Tuesday, November 14, 2017

Nursing Diagnosis - An Aimless Pursuit

Your patient suddenly loses consciousness, blows his pupils with a narrowing pulse pressure and
has the beginnings of decerebrate posturing.   What's your diagnosis nurse?


"This patient is experiencing hypovigilance secondary to disruption in the flow of energy resulting in a disharmony of the mind, body, and/or spirit." Say what nurse? Old time diploma students never dabbled in this high minded, academic  activity of  the modern  nurse diagnosticians, quite the contrary, we were sternly advised, "Nurses do not diagnose."  This resulted in many deferrals to "Ask your doctor."

We were well versed in acute clinical contingencies (Ha..Ha...I can talk just like you smarty pants nurse diagnosers) and knew exactly what to do if the patients under our care had problems.
Verigo on arising-back to bed...A hemorrhaging arm laceration-slap a blood cuff on while the resident scrambles for hemostats...Hypoglycemic..Have some orange juice...A sluggish chest tube-milk it.  It's really just plain old common sense.

A bona fide diagnosis is based on objective and measurable data, not the whim of a nurse wordsmith spouting off gobbledegook. The evidence supporting the diagnosis would enable different practitioners to come to the same conclusion. I think that those folks a lot smarter than I call it inter- rater reliability.

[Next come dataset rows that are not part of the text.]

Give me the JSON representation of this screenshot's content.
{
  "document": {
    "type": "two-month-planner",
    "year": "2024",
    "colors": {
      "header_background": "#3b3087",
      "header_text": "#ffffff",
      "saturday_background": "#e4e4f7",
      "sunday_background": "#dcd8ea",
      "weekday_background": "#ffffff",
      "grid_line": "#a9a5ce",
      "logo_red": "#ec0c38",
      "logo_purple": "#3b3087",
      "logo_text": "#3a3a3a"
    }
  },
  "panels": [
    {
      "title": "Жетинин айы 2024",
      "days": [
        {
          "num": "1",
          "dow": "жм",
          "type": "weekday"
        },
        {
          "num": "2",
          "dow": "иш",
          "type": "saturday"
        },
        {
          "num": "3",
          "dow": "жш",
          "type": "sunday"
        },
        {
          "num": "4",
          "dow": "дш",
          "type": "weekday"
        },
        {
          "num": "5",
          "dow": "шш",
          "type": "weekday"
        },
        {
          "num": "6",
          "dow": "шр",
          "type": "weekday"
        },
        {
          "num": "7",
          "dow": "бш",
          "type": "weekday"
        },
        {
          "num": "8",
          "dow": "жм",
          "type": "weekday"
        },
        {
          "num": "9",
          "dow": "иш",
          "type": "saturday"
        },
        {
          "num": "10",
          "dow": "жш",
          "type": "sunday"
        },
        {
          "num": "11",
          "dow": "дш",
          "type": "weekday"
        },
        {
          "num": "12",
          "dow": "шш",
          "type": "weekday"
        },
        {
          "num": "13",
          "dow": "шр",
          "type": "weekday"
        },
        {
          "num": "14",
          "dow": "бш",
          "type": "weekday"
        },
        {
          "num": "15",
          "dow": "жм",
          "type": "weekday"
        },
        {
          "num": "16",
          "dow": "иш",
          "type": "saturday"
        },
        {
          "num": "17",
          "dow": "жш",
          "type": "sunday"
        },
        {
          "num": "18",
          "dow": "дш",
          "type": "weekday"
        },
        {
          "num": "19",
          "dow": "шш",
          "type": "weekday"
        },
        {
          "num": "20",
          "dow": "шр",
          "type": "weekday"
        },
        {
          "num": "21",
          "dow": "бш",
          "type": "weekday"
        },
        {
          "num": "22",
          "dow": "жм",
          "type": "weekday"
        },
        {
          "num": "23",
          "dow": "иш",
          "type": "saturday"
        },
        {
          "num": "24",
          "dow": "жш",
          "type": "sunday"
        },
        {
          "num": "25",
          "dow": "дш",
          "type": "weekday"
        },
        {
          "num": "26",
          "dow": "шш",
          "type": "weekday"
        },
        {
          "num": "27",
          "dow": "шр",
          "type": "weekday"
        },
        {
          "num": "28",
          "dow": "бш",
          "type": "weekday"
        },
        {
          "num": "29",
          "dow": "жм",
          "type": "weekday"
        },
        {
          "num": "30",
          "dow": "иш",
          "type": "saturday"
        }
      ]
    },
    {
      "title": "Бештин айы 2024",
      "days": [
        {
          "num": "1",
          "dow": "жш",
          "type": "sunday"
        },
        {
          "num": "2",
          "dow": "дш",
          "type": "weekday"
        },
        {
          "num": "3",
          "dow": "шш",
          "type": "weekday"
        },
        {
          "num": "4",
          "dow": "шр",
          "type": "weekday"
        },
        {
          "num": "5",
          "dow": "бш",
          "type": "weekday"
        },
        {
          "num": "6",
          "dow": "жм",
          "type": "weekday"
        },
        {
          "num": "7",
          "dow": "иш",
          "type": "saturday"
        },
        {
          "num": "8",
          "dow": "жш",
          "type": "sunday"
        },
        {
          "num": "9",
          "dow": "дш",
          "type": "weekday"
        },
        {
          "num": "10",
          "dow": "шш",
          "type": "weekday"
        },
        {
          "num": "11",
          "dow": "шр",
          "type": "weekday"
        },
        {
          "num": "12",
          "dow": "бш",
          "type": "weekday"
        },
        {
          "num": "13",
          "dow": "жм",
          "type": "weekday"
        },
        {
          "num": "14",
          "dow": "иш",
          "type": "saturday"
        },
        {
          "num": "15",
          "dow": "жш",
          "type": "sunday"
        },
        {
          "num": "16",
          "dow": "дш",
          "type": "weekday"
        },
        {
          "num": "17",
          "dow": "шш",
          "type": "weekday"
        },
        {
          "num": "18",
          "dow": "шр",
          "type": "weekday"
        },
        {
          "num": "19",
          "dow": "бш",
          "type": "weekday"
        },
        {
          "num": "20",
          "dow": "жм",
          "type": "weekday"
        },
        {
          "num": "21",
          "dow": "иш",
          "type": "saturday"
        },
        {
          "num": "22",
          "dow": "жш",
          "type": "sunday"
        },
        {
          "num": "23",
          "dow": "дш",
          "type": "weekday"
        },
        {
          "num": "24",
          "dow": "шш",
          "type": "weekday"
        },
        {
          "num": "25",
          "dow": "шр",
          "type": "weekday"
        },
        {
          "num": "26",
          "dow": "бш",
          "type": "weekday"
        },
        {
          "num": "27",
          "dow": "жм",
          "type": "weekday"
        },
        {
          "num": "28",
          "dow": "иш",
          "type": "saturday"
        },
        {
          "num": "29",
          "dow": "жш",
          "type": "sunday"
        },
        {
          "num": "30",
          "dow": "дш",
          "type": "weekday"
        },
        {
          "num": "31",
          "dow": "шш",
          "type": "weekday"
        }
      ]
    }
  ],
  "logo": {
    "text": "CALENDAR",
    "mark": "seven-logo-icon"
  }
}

Nursing diagnoses grant objective status to subjective information. When subjectivity is confused with fact and treatments based on unfounded assumptions are implemented, bad things can happen such as that infamous 1-10 pain scale.

When nursing transitioned from a diploma based hands on education training to an academic setting, office sitter, nurse big shots had to come up with entities to differentiate themselves. They came up with three humdingers that are indeed, unique to nursing. Nursing research, which, more accurately should be called clinical research if the purpose is to improve clinical care. We don't have doctor research. Nursing theory of which I have written jabbered about in a previous post and finally nursing diagnosis.

These discursive disciplines have one thing in common. They are unique to nursing and difficult for other healthcare entities to understand. If the end game is to be a valuable, contributing member of a collaborative, team effort they fall short. Lots of nurses, especially old fools like me cannot comprehend them so maybe we should drop the nursing from nursing diagnosis and work toward a common goal. Diagnosis that is based on objective fact and guides healthcare workers toward effective treatment.

Nursing is all about common sense and using what you know to directly and appropriately helping patients. Having a nursing life that involves only intellectual and down right incomprehensible material is not a good way to live. Some folks think that mastering complex linguistic feats  and fancy talk is going to make them look smart and sophisticated. Truly smart nurses have a high sense of humility and plain talk that really does help patients overcome illness or mishaps.  .

2 comments:

  1. There are some interesting discussions about this topic on allnurses.com

    ReplyDelete
  2. Thanks for the tip. This seems to be a bedside nurse who is the bedrock of nursing practice vs. nurse academics who I affectionately refer to as nurse office sitters issue.